On the other side of the spectrum, there is a 40% probability that Greece exits the euro area within 12 months either in a unilateral, unsupported and highly disorderly fashion (20%) or via facilitated exit programme supported by the euro area (20%). In the latter case, Ireland’s chances to achieve significant writedown of our debts will be severely restricted and our longer term membership within the euro area will be put in question. In the former case, post-Greek exit, the euro area will require very similar restructuring of debts and real economy transfers as in the first option above. Here, there is an equal chance that the EU will fail to put forward reasonable measures for preventing contagion from the disorderly Greek default to other countries, including Ireland, which would constitute the worst outcome for all member states involved.

Longer-term scenarios: 

In terms of longer horizon – beyond 3 years, the scenarios hinge on no disorderly default by Greece in short term, thus focusing on 80% probability segment of the above short term scenarios.

With probability of ca 30%, the coordinated response via ECB/ESM to the immediate crisis will require creation of a functional fiscal union. The union will have to address a number of structural bottlenecks. Fiscal discipline will have to be addressed via enforcement of the Fiscal Compact – a highly imperfect set of metrics, with doubtful enforceability. Secondly, the union will have to address the problem of competitiveness in euro area economies, most notably all peripheral GIIPS, plus Belgium, the Netherlands (household debt), France.
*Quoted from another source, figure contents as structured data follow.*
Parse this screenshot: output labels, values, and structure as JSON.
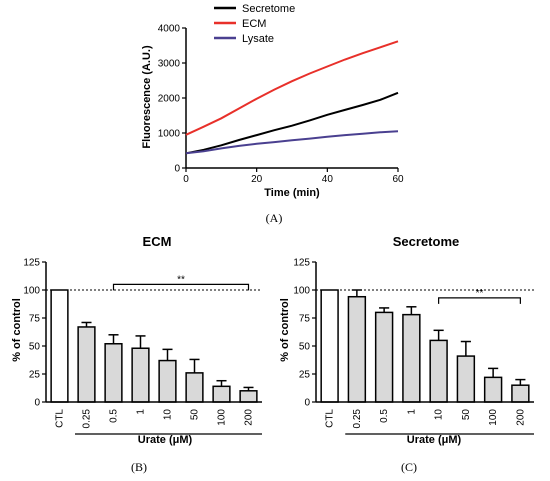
{
  "chart_data": [
    {
      "type": "line",
      "panel_label": "(A)",
      "xlabel": "Time (min)",
      "ylabel": "Fluorescence (A.U.)",
      "xlim": [
        0,
        60
      ],
      "ylim": [
        0,
        4000
      ],
      "xticks": [
        0,
        20,
        40,
        60
      ],
      "yticks": [
        0,
        1000,
        2000,
        3000,
        4000
      ],
      "legend_position": "top-left",
      "series": [
        {
          "name": "Secretome",
          "color": "#000000",
          "x": [
            0,
            5,
            10,
            15,
            20,
            25,
            30,
            35,
            40,
            45,
            50,
            55,
            60
          ],
          "y": [
            420,
            520,
            650,
            800,
            940,
            1080,
            1210,
            1360,
            1520,
            1660,
            1800,
            1950,
            2150
          ]
        },
        {
          "name": "ECM",
          "color": "#e8302a",
          "x": [
            0,
            5,
            10,
            15,
            20,
            25,
            30,
            35,
            40,
            45,
            50,
            55,
            60
          ],
          "y": [
            950,
            1180,
            1420,
            1700,
            1980,
            2240,
            2480,
            2700,
            2900,
            3100,
            3280,
            3450,
            3620
          ]
        },
        {
          "name": "Lysate",
          "color": "#4a4090",
          "x": [
            0,
            5,
            10,
            15,
            20,
            25,
            30,
            35,
            40,
            45,
            50,
            55,
            60
          ],
          "y": [
            420,
            480,
            560,
            630,
            690,
            740,
            790,
            840,
            890,
            940,
            980,
            1020,
            1050
          ]
        }
      ]
    },
    {
      "type": "bar",
      "panel_label": "(B)",
      "title": "ECM",
      "ylabel": "% of control",
      "xlabel": "Urate (μM)",
      "ylim": [
        0,
        125
      ],
      "yticks": [
        0,
        25,
        50,
        75,
        100,
        125
      ],
      "reference_line": 100,
      "categories": [
        "CTL",
        "0.25",
        "0.5",
        "1",
        "10",
        "50",
        "100",
        "200"
      ],
      "values": [
        100,
        67,
        52,
        48,
        37,
        26,
        14,
        10
      ],
      "errors": [
        0,
        4,
        8,
        11,
        10,
        12,
        5,
        3
      ],
      "significance": {
        "label": "**",
        "from": "0.5",
        "to": "200",
        "level": 105
      },
      "bar_colors": {
        "control": "#ffffff",
        "treated": "#d9d9d9"
      }
    },
    {
      "type": "bar",
      "panel_label": "(C)",
      "title": "Secretome",
      "ylabel": "% of control",
      "xlabel": "Urate (μM)",
      "ylim": [
        0,
        125
      ],
      "yticks": [
        0,
        25,
        50,
        75,
        100,
        125
      ],
      "reference_line": 100,
      "categories": [
        "CTL",
        "0.25",
        "0.5",
        "1",
        "10",
        "50",
        "100",
        "200"
      ],
      "values": [
        100,
        94,
        80,
        78,
        55,
        41,
        22,
        15
      ],
      "errors": [
        0,
        6,
        4,
        7,
        9,
        13,
        8,
        5
      ],
      "significance": {
        "label": "**",
        "from": "10",
        "to": "200",
        "level": 93
      },
      "bar_colors": {
        "control": "#ffffff",
        "treated": "#d9d9d9"
      }
    }
  ]
}
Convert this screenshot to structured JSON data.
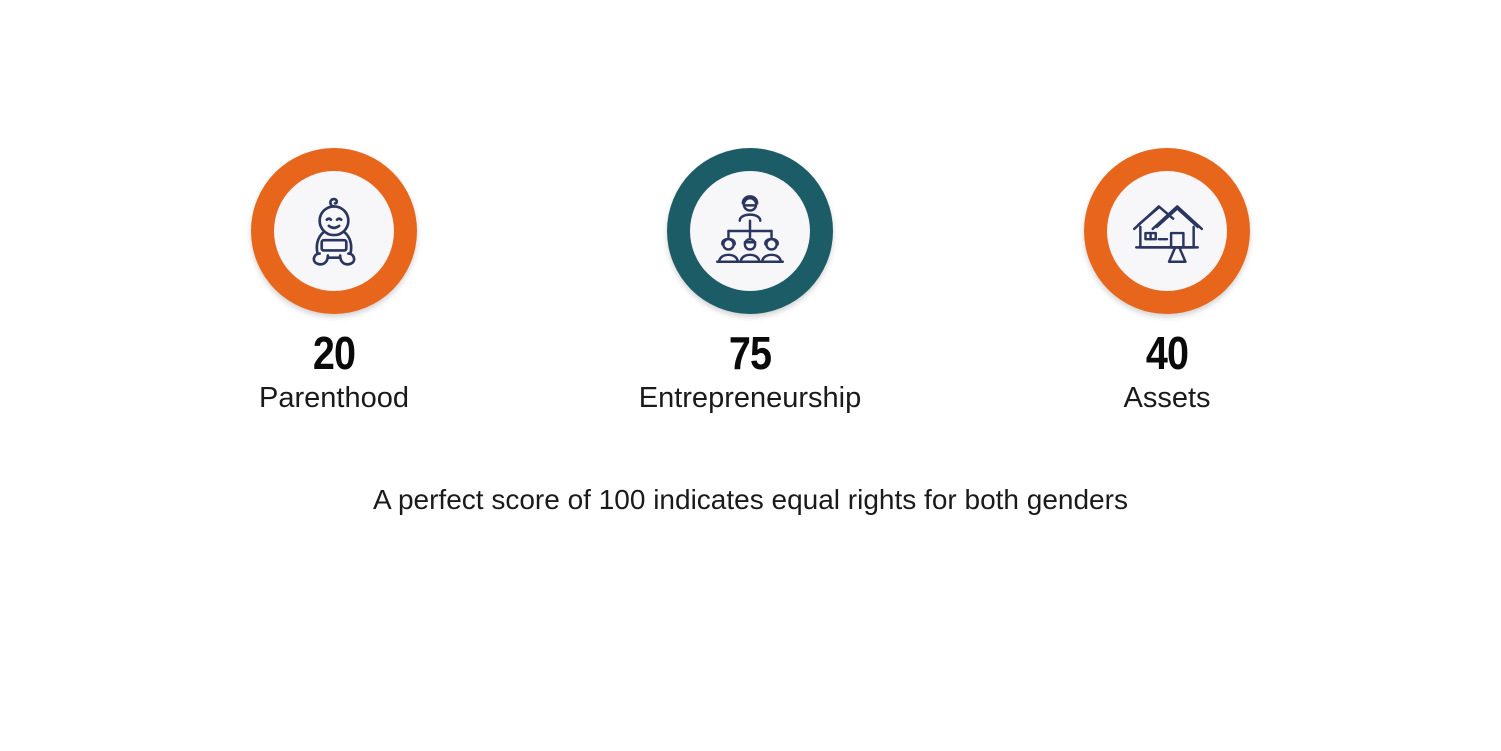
{
  "colors": {
    "orange": "#E8661C",
    "teal": "#1B5C66",
    "icon_stroke": "#2A3560"
  },
  "stats": [
    {
      "value": "20",
      "label": "Parenthood",
      "icon": "baby-icon",
      "ring_color": "#E8661C"
    },
    {
      "value": "75",
      "label": "Entrepreneurship",
      "icon": "org-chart-people-icon",
      "ring_color": "#1B5C66"
    },
    {
      "value": "40",
      "label": "Assets",
      "icon": "house-icon",
      "ring_color": "#E8661C"
    }
  ],
  "note": "A perfect score of 100 indicates equal rights for both genders"
}
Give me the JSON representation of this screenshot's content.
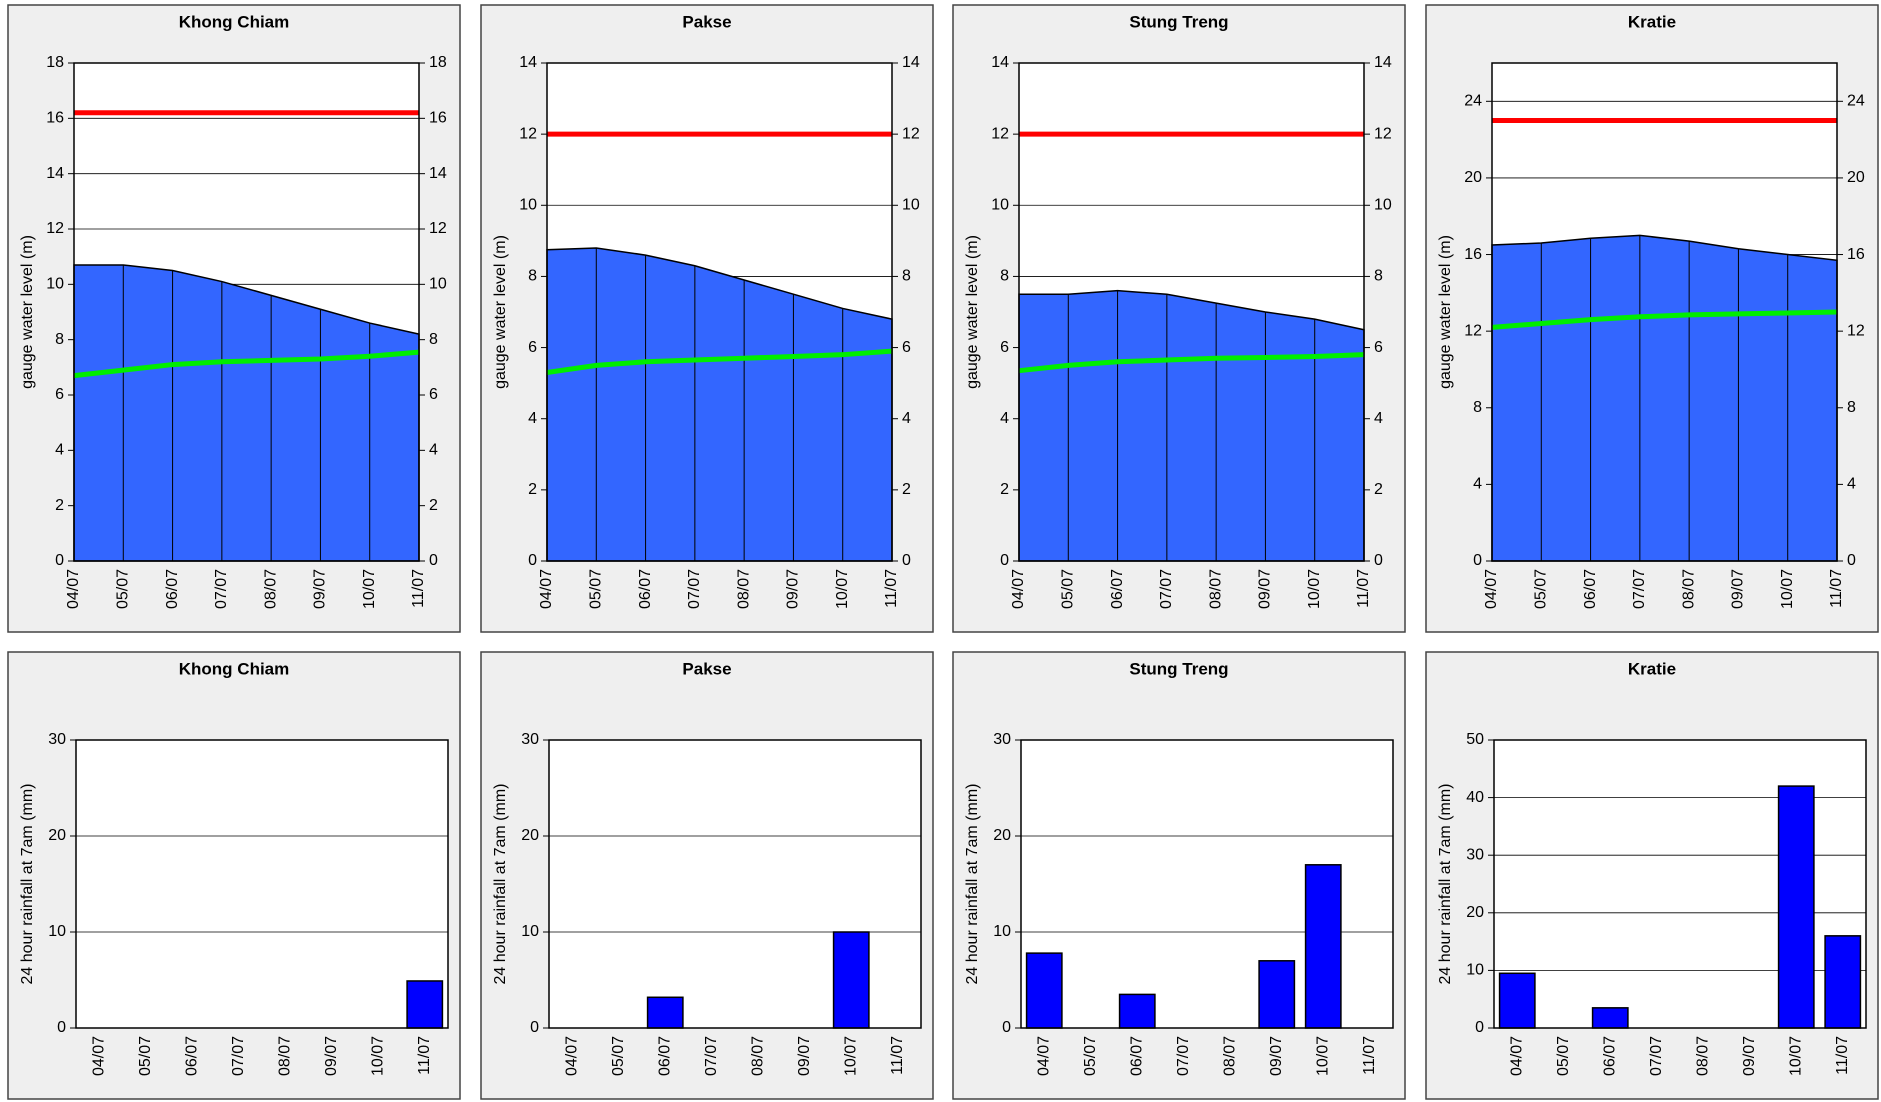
{
  "chart_data": [
    {
      "type": "area",
      "title": "Khong Chiam",
      "y_label": "gauge water level (m)",
      "categories": [
        "04/07",
        "05/07",
        "06/07",
        "07/07",
        "08/07",
        "09/07",
        "10/07",
        "11/07"
      ],
      "series": [
        {
          "type": "area",
          "color": "#3366ff",
          "values": [
            10.7,
            10.7,
            10.5,
            10.1,
            9.6,
            9.1,
            8.6,
            8.2
          ]
        },
        {
          "type": "line",
          "color": "#ff0000",
          "values": [
            16.2,
            16.2,
            16.2,
            16.2,
            16.2,
            16.2,
            16.2,
            16.2
          ]
        },
        {
          "type": "line",
          "color": "#00ee00",
          "values": [
            6.7,
            6.9,
            7.1,
            7.2,
            7.25,
            7.3,
            7.4,
            7.55
          ]
        }
      ],
      "ylim": [
        0,
        18
      ],
      "yticks": [
        0,
        2,
        4,
        6,
        8,
        10,
        12,
        14,
        16,
        18
      ],
      "y2lim": [
        0,
        18
      ],
      "y2ticks": [
        0,
        2,
        4,
        6,
        8,
        10,
        12,
        14,
        16,
        18
      ],
      "grid": true
    },
    {
      "type": "area",
      "title": "Pakse",
      "y_label": "gauge water level (m)",
      "categories": [
        "04/07",
        "05/07",
        "06/07",
        "07/07",
        "08/07",
        "09/07",
        "10/07",
        "11/07"
      ],
      "series": [
        {
          "type": "area",
          "color": "#3366ff",
          "values": [
            8.75,
            8.8,
            8.6,
            8.3,
            7.9,
            7.5,
            7.1,
            6.8
          ]
        },
        {
          "type": "line",
          "color": "#ff0000",
          "values": [
            12,
            12,
            12,
            12,
            12,
            12,
            12,
            12
          ]
        },
        {
          "type": "line",
          "color": "#00ee00",
          "values": [
            5.3,
            5.5,
            5.6,
            5.65,
            5.7,
            5.75,
            5.8,
            5.9
          ]
        }
      ],
      "ylim": [
        0,
        14
      ],
      "yticks": [
        0,
        2,
        4,
        6,
        8,
        10,
        12,
        14
      ],
      "y2lim": [
        0,
        14
      ],
      "y2ticks": [
        0,
        2,
        4,
        6,
        8,
        10,
        12,
        14
      ],
      "grid": true
    },
    {
      "type": "area",
      "title": "Stung Treng",
      "y_label": "gauge water level (m)",
      "categories": [
        "04/07",
        "05/07",
        "06/07",
        "07/07",
        "08/07",
        "09/07",
        "10/07",
        "11/07"
      ],
      "series": [
        {
          "type": "area",
          "color": "#3366ff",
          "values": [
            7.5,
            7.5,
            7.6,
            7.5,
            7.25,
            7.0,
            6.8,
            6.5
          ]
        },
        {
          "type": "line",
          "color": "#ff0000",
          "values": [
            12,
            12,
            12,
            12,
            12,
            12,
            12,
            12
          ]
        },
        {
          "type": "line",
          "color": "#00ee00",
          "values": [
            5.35,
            5.5,
            5.6,
            5.65,
            5.7,
            5.72,
            5.75,
            5.8
          ]
        }
      ],
      "ylim": [
        0,
        14
      ],
      "yticks": [
        0,
        2,
        4,
        6,
        8,
        10,
        12,
        14
      ],
      "y2lim": [
        0,
        14
      ],
      "y2ticks": [
        0,
        2,
        4,
        6,
        8,
        10,
        12,
        14
      ],
      "grid": true
    },
    {
      "type": "area",
      "title": "Kratie",
      "y_label": "gauge water level (m)",
      "categories": [
        "04/07",
        "05/07",
        "06/07",
        "07/07",
        "08/07",
        "09/07",
        "10/07",
        "11/07"
      ],
      "series": [
        {
          "type": "area",
          "color": "#3366ff",
          "values": [
            16.5,
            16.6,
            16.85,
            17.0,
            16.7,
            16.3,
            16.0,
            15.7
          ]
        },
        {
          "type": "line",
          "color": "#ff0000",
          "values": [
            23,
            23,
            23,
            23,
            23,
            23,
            23,
            23
          ]
        },
        {
          "type": "line",
          "color": "#00ee00",
          "values": [
            12.2,
            12.4,
            12.6,
            12.75,
            12.85,
            12.9,
            12.95,
            13.0
          ]
        }
      ],
      "ylim": [
        0,
        26
      ],
      "yticks": [
        0,
        4,
        8,
        12,
        16,
        20,
        24
      ],
      "y2lim": [
        0,
        26
      ],
      "y2ticks": [
        0,
        4,
        8,
        12,
        16,
        20,
        24
      ],
      "grid": true
    },
    {
      "type": "bar",
      "title": "Khong Chiam",
      "y_label": "24 hour rainfall at 7am (mm)",
      "categories": [
        "04/07",
        "05/07",
        "06/07",
        "07/07",
        "08/07",
        "09/07",
        "10/07",
        "11/07"
      ],
      "values": [
        0,
        0,
        0,
        0,
        0,
        0,
        0,
        4.9
      ],
      "color": "#0000ff",
      "ylim": [
        0,
        30
      ],
      "yticks": [
        0,
        10,
        20,
        30
      ],
      "grid": true
    },
    {
      "type": "bar",
      "title": "Pakse",
      "y_label": "24 hour rainfall at 7am (mm)",
      "categories": [
        "04/07",
        "05/07",
        "06/07",
        "07/07",
        "08/07",
        "09/07",
        "10/07",
        "11/07"
      ],
      "values": [
        0,
        0,
        3.2,
        0,
        0,
        0,
        10,
        0
      ],
      "color": "#0000ff",
      "ylim": [
        0,
        30
      ],
      "yticks": [
        0,
        10,
        20,
        30
      ],
      "grid": true
    },
    {
      "type": "bar",
      "title": "Stung Treng",
      "y_label": "24 hour rainfall at 7am (mm)",
      "categories": [
        "04/07",
        "05/07",
        "06/07",
        "07/07",
        "08/07",
        "09/07",
        "10/07",
        "11/07"
      ],
      "values": [
        7.8,
        0,
        3.5,
        0,
        0,
        7,
        17,
        0
      ],
      "color": "#0000ff",
      "ylim": [
        0,
        30
      ],
      "yticks": [
        0,
        10,
        20,
        30
      ],
      "grid": true
    },
    {
      "type": "bar",
      "title": "Kratie",
      "y_label": "24 hour rainfall at 7am (mm)",
      "categories": [
        "04/07",
        "05/07",
        "06/07",
        "07/07",
        "08/07",
        "09/07",
        "10/07",
        "11/07"
      ],
      "values": [
        9.5,
        0,
        3.5,
        0,
        0,
        0,
        42,
        16
      ],
      "color": "#0000ff",
      "ylim": [
        0,
        50
      ],
      "yticks": [
        0,
        10,
        20,
        30,
        40,
        50
      ],
      "grid": true
    }
  ]
}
As mentioned in the short-term scenario 1 above, growth must be decoupled from debt overhang and this will require simultaneous restructuring of real economic debt (corporate, household and government), operational system of banks insolvencies, and investment transfers to the peripheral states. The reason for the probability of this option being set conservatively at 30% is that I see no immediate capacity within euro area to enact such sweeping legislative and economic transformations. Much discussed Eurobonds will not deliver on this, as euro area’s capacity to issue such will not, in my view, exceed new financing capability in excess of 10% of euro area GDP.

The second longer-term scenario involves a 60% probability of the euro area breakup over 2-5 years. This can take the form of a break up into broadly-speaking two types of post-Euro arrangements.

The first break up arrangement will see emergence of the strong euro, with Germany at its core. Currently, such a union can include Finland, Benelux, Austria, and possibly France, Slovakia, and Slovenia. The remaining member states are most likely going to see re-introduction of national currencies. Alternatively, we might see reintroduction of 17 old currencies. Italy is a big unknown in the case of its membership in the strong euro.

In my view, once the process of currency unwinding begins, it will be difficult to contain centrifugal forces and the so-called ‘weak’ euro is unlikely to stick. Most likely combination of the ‘strong’ euro membership will have Germany, Benelux, Finland and Austria bound together.

Lastly, there is a small (10 percent) chance that the EU will be able to continue muddling through the current path of partial solutions and time-buying. External conditions must be extremely favourable to allow the euro area to continue in its current composition and this is now unlikely.